Political crises in Spain and Portugal worry investors

Political crises in Spain and Portugal worry investors

LONDON - Spanish Prime Minister Mariano Rajoy has rejected opposition calls for his resignation following the release of text messages between him and a former senior politician who is under investigation for fraud and money- laundering.

"The great benefit our country has right now is political stability, and I am going to defend it," he vowed.

But Mr Rajoy's political survival hangs by a thread as Spain suffers from a growing backlash against the pain of economic austerity, which also threatens to topple the government in neighbouring Portugal.

Either one of these flashpoints could spook financial investors, precipitating a rekindling of the euro crisis.

The Spanish scandal, which involves alleged illegal donations to politicians, started in January, when Mr Luis Barcenas, the former treasurer of the ruling centre-right Popular Party (PP) was accused by state prosecutors of acting as a conduit between politicians and construction magnates who offered cash in return for contracts.

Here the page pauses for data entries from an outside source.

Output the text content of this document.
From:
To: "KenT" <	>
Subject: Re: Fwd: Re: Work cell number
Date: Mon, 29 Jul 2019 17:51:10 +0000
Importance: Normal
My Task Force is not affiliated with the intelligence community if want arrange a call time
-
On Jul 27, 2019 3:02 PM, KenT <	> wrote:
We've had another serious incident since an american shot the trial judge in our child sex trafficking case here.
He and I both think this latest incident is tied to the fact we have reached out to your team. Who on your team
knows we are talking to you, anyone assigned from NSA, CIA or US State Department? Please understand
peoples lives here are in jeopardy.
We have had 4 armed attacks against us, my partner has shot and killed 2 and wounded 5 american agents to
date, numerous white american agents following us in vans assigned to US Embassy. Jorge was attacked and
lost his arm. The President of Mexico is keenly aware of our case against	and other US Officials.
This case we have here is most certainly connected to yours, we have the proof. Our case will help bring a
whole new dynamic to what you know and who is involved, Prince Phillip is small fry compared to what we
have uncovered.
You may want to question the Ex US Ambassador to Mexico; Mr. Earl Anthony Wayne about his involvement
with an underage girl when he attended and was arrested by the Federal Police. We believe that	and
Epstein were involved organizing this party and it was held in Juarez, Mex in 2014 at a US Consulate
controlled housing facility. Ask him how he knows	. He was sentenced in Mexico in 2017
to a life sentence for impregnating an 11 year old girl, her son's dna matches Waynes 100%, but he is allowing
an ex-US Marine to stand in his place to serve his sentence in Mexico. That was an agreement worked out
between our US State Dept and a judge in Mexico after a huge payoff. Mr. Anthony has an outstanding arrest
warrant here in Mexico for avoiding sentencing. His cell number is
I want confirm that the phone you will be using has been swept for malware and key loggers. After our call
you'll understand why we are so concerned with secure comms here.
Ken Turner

The latest twist in the saga is that Mr Barcenas has now fingered Mr Rajoy as an alleged recipient of two ¤90,000 (S$148,300) cash payments.

More damaging still is evidence that the prime minister was apparently trying to calm Mr Barcenas down by sending him phone messages.

"Luis, I understand. Keep courage. I will call you tomorrow. A hug," read one of these texts, allegedly sent in March.